Sorbonne Universités, UPMC University Paris 06, UMR_S 1142, LIMICS, 75006, Paris, France.
J Med Syst. 2016 Feb;40(2):37. doi: 10.1007/s10916-015-0378-0. Epub 2015 Nov 21.
Pharmacovigilance is the scientific discipline that copes with the continuous assessment of the safety profile of marketed drugs. This assessment relies on diverse data sources, which are routinely analysed to identify the so-called "signals", i.e. potential associations between drugs and adverse effects, that are unknown or incompletely documented. Various computational methods have been proposed to support domain experts in signal detection. However, recent comparative studies illustrated that current methods exhibit high false-positive rates, significantly variable performance across different datasets used for analysis and events of interest, but also complementarity in their outcomes. In this regard, in order to reinforce accurate and timely signal detection, we elaborated through an agent-based approach towards systematic, joint exploitation of multiple heterogeneous signal detection methods, data sources and other drug-related resources under a common, integrated framework. The approach relies on a multiagent system operating based on a collaborative agent interaction protocol, aiming to implement a comprehensive workflow that comprises of method selection and execution, as well as outcomes' aggregation, filtering, ranking and annotation. This paper presents the design of the proposed multiagent system, discusses implementation issues and demonstrates the applicability of the proposed solution in an example signal detection scenario. This work constitutes a step towards large-scale, integrated and knowledge-intensive computational signal detection.

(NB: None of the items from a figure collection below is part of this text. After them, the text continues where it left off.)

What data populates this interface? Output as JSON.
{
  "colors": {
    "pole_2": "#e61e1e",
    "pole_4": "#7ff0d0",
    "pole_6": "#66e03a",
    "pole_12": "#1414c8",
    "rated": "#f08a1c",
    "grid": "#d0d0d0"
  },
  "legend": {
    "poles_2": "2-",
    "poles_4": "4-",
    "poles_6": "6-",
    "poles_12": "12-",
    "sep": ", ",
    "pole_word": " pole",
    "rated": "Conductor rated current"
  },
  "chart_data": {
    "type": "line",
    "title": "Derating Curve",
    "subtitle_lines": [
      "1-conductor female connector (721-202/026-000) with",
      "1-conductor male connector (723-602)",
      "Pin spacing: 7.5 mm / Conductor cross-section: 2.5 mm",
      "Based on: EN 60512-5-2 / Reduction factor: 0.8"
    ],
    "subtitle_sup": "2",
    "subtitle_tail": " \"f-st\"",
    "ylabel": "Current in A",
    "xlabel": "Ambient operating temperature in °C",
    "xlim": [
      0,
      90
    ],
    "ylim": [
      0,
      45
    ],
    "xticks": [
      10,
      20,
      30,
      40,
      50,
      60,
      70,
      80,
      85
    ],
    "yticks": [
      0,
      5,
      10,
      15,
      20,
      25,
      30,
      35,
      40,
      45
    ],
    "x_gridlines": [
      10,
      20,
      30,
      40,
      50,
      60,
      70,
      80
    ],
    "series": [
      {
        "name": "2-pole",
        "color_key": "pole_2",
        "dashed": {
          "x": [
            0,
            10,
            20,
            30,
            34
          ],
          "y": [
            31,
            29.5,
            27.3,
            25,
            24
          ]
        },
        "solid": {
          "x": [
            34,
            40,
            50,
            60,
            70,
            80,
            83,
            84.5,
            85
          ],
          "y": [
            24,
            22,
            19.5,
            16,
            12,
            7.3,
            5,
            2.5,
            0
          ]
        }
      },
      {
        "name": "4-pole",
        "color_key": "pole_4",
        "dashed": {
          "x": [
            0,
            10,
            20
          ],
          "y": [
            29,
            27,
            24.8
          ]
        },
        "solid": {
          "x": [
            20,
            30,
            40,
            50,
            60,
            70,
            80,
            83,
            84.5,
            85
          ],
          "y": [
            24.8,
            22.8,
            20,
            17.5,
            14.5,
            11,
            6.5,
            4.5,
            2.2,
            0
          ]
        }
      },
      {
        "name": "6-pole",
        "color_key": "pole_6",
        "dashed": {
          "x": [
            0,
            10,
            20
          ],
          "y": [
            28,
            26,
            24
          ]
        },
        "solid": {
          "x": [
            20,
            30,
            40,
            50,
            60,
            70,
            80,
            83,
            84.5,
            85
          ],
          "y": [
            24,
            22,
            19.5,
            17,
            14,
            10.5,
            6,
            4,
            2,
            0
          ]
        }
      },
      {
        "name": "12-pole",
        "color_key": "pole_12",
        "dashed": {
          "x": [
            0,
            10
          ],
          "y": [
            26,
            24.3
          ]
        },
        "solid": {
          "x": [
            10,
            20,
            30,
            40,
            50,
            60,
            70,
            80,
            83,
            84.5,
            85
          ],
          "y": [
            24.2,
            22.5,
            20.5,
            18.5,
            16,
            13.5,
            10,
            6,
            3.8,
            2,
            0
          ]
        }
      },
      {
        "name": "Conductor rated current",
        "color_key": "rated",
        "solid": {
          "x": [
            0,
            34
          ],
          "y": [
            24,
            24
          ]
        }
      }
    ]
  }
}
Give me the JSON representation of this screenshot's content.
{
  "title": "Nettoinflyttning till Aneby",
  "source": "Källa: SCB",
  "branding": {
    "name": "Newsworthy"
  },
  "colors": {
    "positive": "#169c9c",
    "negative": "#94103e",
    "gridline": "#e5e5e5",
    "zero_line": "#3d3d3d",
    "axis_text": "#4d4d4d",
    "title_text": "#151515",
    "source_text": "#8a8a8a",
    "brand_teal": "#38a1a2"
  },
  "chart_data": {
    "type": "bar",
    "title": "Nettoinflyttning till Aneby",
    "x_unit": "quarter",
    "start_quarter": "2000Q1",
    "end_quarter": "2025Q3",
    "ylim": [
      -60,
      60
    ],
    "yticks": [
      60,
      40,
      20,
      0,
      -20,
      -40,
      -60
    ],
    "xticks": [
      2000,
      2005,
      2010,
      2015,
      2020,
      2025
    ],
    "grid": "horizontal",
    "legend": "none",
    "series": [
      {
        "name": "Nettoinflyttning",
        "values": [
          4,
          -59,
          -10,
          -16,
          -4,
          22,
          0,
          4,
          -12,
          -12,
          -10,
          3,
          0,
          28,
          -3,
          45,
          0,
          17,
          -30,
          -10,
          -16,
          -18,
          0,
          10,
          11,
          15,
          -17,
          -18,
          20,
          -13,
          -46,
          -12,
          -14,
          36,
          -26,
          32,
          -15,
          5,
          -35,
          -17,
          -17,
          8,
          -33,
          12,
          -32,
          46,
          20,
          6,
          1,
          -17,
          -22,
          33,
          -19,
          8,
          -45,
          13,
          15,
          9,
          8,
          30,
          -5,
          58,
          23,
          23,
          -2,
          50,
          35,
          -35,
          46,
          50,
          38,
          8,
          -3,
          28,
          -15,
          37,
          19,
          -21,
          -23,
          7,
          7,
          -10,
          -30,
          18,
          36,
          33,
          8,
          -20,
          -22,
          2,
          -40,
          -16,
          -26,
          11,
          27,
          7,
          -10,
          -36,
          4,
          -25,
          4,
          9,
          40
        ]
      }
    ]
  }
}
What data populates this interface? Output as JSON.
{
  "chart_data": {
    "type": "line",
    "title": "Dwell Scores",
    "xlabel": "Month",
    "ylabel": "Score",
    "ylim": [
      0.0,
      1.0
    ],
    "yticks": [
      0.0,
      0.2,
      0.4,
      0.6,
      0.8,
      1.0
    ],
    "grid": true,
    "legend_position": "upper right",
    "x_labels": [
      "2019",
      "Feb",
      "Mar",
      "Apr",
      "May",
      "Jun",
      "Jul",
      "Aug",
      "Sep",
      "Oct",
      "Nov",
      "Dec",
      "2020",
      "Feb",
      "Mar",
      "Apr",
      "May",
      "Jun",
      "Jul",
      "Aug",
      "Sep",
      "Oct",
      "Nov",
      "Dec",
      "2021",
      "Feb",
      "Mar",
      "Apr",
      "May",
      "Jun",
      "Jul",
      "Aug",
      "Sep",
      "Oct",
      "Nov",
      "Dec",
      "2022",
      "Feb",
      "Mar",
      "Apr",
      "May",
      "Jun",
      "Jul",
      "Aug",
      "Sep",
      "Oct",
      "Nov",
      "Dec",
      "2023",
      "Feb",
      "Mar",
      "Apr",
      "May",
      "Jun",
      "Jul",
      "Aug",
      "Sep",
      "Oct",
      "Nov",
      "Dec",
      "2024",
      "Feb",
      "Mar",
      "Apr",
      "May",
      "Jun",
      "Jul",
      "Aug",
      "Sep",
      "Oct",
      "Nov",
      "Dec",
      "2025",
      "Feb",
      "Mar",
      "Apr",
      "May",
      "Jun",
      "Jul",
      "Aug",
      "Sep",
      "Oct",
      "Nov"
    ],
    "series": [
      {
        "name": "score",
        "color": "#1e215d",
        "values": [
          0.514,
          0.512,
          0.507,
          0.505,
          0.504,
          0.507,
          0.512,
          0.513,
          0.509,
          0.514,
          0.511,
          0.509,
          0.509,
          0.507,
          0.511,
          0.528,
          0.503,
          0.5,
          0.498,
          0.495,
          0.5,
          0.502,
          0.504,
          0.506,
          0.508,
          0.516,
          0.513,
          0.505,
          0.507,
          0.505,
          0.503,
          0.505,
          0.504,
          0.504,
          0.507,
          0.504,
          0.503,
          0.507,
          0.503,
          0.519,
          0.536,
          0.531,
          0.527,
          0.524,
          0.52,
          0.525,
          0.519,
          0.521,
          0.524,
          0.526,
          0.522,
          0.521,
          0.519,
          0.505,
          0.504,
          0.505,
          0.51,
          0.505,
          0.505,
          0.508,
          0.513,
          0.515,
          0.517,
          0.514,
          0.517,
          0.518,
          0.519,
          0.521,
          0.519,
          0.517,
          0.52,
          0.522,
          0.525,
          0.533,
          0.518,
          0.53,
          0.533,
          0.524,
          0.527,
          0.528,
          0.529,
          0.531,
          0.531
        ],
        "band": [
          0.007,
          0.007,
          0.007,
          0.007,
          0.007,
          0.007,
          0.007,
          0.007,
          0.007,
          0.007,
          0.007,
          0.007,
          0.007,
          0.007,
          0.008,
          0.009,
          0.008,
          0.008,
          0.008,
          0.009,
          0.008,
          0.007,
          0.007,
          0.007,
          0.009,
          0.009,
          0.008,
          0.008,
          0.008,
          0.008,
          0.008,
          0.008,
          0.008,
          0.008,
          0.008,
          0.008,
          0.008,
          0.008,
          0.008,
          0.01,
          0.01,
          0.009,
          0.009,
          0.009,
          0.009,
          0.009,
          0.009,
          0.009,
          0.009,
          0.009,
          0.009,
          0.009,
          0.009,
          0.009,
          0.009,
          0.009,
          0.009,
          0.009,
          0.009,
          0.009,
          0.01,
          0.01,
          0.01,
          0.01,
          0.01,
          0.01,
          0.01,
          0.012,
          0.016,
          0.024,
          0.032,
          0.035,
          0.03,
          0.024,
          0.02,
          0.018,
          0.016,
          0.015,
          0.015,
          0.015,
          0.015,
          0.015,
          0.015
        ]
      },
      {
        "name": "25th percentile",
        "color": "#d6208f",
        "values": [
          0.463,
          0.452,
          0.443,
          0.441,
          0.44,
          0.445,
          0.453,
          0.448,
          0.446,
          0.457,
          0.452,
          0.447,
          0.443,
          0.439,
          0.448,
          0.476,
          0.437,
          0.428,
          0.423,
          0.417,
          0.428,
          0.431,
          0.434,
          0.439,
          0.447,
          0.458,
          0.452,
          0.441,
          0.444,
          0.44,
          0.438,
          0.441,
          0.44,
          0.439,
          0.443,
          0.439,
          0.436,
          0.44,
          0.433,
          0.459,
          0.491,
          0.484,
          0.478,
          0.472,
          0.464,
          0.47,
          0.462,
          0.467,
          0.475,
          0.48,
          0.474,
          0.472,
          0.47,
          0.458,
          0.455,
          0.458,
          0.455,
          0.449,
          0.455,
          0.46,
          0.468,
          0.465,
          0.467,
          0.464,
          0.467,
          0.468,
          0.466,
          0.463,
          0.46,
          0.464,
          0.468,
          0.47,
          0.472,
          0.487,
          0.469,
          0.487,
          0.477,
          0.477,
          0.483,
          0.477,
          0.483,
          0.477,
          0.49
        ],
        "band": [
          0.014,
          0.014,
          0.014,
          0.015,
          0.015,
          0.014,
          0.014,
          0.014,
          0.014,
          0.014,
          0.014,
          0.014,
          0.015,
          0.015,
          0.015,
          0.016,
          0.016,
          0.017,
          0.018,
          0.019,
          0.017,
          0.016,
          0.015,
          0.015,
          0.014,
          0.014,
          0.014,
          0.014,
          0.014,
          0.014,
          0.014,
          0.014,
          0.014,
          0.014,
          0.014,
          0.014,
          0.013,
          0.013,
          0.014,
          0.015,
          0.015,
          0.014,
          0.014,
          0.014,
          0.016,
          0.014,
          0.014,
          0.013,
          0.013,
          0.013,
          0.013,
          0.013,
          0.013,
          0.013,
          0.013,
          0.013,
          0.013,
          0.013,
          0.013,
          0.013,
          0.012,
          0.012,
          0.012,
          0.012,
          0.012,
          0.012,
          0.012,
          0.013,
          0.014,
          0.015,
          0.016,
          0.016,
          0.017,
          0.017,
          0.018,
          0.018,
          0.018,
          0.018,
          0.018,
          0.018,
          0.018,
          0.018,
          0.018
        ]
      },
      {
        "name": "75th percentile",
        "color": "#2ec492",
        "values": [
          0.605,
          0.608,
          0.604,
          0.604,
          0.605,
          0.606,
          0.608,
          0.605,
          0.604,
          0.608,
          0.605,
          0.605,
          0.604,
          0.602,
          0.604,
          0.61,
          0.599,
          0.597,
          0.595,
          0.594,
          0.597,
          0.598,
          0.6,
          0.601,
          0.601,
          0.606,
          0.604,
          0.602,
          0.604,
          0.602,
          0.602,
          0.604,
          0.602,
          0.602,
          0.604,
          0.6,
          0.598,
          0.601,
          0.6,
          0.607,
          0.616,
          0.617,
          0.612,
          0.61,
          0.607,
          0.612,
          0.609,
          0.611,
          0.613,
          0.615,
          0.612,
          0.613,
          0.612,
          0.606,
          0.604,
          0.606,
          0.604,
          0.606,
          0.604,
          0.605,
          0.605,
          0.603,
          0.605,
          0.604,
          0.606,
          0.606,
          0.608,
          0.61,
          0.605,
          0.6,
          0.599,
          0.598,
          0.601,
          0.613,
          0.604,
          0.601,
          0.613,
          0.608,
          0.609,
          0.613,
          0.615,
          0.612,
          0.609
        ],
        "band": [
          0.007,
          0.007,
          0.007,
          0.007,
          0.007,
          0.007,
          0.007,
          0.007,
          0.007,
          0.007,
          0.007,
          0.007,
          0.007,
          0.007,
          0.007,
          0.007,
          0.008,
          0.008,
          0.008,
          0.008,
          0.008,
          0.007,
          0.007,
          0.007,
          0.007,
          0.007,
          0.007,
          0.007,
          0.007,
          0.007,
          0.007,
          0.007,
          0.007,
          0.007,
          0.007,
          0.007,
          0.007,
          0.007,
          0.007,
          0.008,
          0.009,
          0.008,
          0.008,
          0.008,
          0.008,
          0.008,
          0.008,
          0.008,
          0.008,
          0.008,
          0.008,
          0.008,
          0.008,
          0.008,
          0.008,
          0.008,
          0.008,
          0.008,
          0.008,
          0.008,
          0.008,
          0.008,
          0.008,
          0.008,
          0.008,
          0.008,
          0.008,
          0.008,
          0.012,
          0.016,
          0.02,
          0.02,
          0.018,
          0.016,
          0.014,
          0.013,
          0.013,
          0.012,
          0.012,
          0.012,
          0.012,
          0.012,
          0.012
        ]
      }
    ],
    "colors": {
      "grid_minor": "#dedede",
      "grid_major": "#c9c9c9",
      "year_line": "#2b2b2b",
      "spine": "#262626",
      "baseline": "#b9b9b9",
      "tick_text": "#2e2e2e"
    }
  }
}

药物警戒是一门科学学科,致力于持续评估已上市药物的安全性概况。这种评估依赖于多种数据来源,这些数据来源会被定期分析,以识别所谓的“信号”,即药物与不良反应之间潜在的关联,而这些关联是未知的或记录不完整的。已经提出了各种计算方法来支持领域专家进行信号检测。然而,最近的比较研究表明,当前的方法显示出较高的假阳性率,在用于分析的不同数据集和感兴趣的事件中表现差异很大,但在结果上也具有互补性。在这方面,为了加强准确和及时的信号检测,我们通过一种基于智能体的方法进行了详细阐述,以便在一个通用的集成框架下系统地联合利用多种异构信号检测方法、数据来源和其他与药物相关的资源。该方法依赖于一个基于协作智能体交互协议运行的多智能体系统,旨在实现一个全面的工作流程,包括方法选择与执行,以及结果的汇总、过滤、排序和注释。本文介绍了所提出的多智能体系统的设计,讨论了实现问题,并在一个示例信号检测场景中展示了所提出解决方案的适用性。这项工作是朝着大规模、集成化和知识密集型计算信号检测迈出的一步。